My Autism Diagnosis Finally Helped Me Understand My Family
I’ve always known that my grandmother, Frances, and I are alike. We share, to one degree or another, many of the same behaviors and ways of seeing the world that finally drove me toward my own autism diagnosis.
I wouldn’t have survived without my grandmother and her partner. They fed and clothed me, paid the doctor’s bill when I was sick, and gave me the love and acceptance I received nowhere else. I repaid this by leaving home at 18 and almost never coming back. It’s taken me 43 years to understand that I was running away from myself.
In many ways, she’s a window into how my atypical neurology has been expressed among four generations of family members. It’s as though the building blocks of my autism and associated neurological challenges were expressing themselves to a greater or lessor degree in her, her parents and siblings.
I wrote a story last week about her. It was painful to write… part apology for so seldom returning home after I turned 18, part inquest into the ways in which she, her parents and siblings were so different from others and that they had passed down to me. I posted the piece before going to bed, only to wake up in the night and take it down. It somehow had left me feeling exposed and vulnerable to the same censure I felt as a child for not fitting in or being like other people.
It took another couple of days for me to recognize that the real problem with the story was that it was missing the sense of hopefulness and self-acceptance I’ve found since my own diagnosis. No matter how challenging it is for us and for our families, being neurologically different today is far different and, in most instances, better than it was a century ago.

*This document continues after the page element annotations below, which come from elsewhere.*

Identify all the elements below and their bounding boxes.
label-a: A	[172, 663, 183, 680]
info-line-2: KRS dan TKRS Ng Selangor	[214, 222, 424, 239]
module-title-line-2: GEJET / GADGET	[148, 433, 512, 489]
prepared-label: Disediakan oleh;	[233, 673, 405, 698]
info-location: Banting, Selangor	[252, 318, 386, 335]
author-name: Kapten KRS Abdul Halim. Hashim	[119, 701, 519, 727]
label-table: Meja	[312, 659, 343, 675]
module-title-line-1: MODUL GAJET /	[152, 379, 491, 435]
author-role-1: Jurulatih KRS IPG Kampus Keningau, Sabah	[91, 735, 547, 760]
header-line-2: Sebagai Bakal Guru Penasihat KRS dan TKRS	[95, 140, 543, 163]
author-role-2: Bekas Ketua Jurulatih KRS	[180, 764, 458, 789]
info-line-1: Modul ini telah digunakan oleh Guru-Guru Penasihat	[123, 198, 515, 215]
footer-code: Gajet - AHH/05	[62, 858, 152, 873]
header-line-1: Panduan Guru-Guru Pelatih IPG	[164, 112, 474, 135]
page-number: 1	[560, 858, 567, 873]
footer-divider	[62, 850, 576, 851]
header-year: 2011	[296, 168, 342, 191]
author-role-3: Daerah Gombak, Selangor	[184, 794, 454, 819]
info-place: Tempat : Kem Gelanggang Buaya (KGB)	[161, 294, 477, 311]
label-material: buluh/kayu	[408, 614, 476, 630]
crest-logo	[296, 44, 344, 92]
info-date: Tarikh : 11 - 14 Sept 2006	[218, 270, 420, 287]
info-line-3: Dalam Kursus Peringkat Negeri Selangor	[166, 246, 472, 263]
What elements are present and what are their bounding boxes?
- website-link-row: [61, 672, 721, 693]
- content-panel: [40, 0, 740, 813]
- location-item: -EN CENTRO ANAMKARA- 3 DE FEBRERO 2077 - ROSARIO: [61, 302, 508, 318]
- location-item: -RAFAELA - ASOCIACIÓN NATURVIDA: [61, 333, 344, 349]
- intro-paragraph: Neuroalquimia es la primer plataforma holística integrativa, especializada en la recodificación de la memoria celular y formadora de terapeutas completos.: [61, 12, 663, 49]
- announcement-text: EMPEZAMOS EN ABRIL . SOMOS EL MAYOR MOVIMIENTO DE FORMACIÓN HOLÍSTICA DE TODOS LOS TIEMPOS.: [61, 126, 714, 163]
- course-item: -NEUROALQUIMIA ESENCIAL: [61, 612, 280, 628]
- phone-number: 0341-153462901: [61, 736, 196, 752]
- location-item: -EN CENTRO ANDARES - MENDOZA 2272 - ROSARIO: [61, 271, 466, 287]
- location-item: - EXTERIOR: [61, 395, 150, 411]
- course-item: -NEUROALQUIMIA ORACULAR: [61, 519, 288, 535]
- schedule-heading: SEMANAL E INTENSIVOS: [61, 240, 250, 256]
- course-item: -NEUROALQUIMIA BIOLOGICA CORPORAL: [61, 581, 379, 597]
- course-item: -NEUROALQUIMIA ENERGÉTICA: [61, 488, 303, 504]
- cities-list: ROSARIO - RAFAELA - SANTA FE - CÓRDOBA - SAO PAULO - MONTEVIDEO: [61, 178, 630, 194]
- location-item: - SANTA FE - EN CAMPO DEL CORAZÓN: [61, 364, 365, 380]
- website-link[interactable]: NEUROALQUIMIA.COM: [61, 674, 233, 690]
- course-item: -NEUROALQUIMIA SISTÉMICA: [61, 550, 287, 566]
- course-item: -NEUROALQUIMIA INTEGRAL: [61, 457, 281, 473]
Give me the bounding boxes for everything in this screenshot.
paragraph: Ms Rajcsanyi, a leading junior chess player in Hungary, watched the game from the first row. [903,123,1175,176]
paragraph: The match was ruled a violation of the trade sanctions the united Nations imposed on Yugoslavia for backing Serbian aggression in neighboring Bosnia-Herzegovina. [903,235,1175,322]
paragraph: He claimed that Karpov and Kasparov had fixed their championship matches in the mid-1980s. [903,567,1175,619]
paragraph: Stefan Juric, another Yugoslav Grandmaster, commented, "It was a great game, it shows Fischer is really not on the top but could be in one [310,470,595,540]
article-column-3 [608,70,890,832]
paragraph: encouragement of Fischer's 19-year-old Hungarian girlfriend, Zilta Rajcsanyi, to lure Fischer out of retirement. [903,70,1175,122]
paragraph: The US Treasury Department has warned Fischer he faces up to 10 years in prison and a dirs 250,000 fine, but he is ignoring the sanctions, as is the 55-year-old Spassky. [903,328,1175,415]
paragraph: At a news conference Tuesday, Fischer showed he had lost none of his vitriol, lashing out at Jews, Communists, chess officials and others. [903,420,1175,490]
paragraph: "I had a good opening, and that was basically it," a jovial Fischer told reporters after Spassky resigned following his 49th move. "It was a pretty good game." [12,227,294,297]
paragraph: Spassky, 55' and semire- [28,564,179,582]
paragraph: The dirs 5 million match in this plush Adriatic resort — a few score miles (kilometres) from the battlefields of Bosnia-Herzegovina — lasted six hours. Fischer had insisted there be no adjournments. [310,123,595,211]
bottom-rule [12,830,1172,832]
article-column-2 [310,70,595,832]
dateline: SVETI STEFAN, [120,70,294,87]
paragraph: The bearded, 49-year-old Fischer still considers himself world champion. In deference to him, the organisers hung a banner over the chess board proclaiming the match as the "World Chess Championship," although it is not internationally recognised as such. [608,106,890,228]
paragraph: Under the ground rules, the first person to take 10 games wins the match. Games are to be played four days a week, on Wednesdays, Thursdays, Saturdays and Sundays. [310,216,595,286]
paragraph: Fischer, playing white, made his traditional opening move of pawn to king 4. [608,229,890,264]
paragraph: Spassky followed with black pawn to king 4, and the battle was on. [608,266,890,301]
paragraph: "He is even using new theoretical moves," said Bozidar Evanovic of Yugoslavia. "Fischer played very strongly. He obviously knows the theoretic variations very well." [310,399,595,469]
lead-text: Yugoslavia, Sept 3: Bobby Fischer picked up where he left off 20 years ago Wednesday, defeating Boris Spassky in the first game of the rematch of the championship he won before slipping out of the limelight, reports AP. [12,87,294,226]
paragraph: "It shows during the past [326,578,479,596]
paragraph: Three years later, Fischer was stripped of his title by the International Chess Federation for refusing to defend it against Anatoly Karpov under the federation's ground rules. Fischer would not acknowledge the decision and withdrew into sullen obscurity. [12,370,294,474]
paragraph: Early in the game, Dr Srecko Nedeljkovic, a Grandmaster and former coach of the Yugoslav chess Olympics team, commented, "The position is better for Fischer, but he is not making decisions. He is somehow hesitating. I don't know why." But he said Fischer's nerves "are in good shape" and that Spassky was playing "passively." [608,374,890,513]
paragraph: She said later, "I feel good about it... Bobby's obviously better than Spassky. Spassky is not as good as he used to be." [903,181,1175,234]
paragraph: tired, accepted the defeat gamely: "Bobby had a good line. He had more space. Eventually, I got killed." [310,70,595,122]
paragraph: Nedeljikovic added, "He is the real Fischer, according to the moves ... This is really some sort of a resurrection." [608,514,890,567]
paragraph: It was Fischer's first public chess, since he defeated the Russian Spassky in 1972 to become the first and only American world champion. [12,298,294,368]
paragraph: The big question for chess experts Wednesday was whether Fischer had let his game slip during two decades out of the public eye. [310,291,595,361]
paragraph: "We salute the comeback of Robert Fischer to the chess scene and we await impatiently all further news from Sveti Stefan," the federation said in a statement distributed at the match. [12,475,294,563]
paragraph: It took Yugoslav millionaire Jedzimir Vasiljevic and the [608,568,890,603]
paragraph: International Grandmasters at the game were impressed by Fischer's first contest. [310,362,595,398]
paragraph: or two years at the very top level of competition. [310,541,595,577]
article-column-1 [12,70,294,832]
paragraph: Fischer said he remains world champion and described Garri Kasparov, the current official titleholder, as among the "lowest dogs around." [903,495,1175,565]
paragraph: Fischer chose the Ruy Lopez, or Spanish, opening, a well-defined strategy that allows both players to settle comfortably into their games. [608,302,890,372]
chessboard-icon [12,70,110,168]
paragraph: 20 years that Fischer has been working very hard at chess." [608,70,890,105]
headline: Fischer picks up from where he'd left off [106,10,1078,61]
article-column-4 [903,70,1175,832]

Frances, grew up to be sharp, no-nonsense and capable of doing complex math calculations in her head, never needing pencil and paper. She knew lots of people by name but had trouble with small talk, kept to herself and never invited anyone into her home. She got up and ate her meals at exactly the same times every day, chain-smoked her way through packs of unfiltered Kools, worked crossword puzzles and watched TV. She became distressed to the point of tears if meals weren’t on time or plans changed at the last moment.
Accepting myself as autistic has been tremendously positive for me. Understanding why and the ways in which I’m different has disrupted a lifelong pattern of fear, anxiety and depression. It also has helped me stop running away from my past. It helped me finally understand what might have been going on with my family.
I often wonder what my grandmother’s life might have been like if there weren’t so many fears about being “different.” I hope her life would be more like mine. Different from most other people’s lives, certainly, but mostly filled with happiness and hope.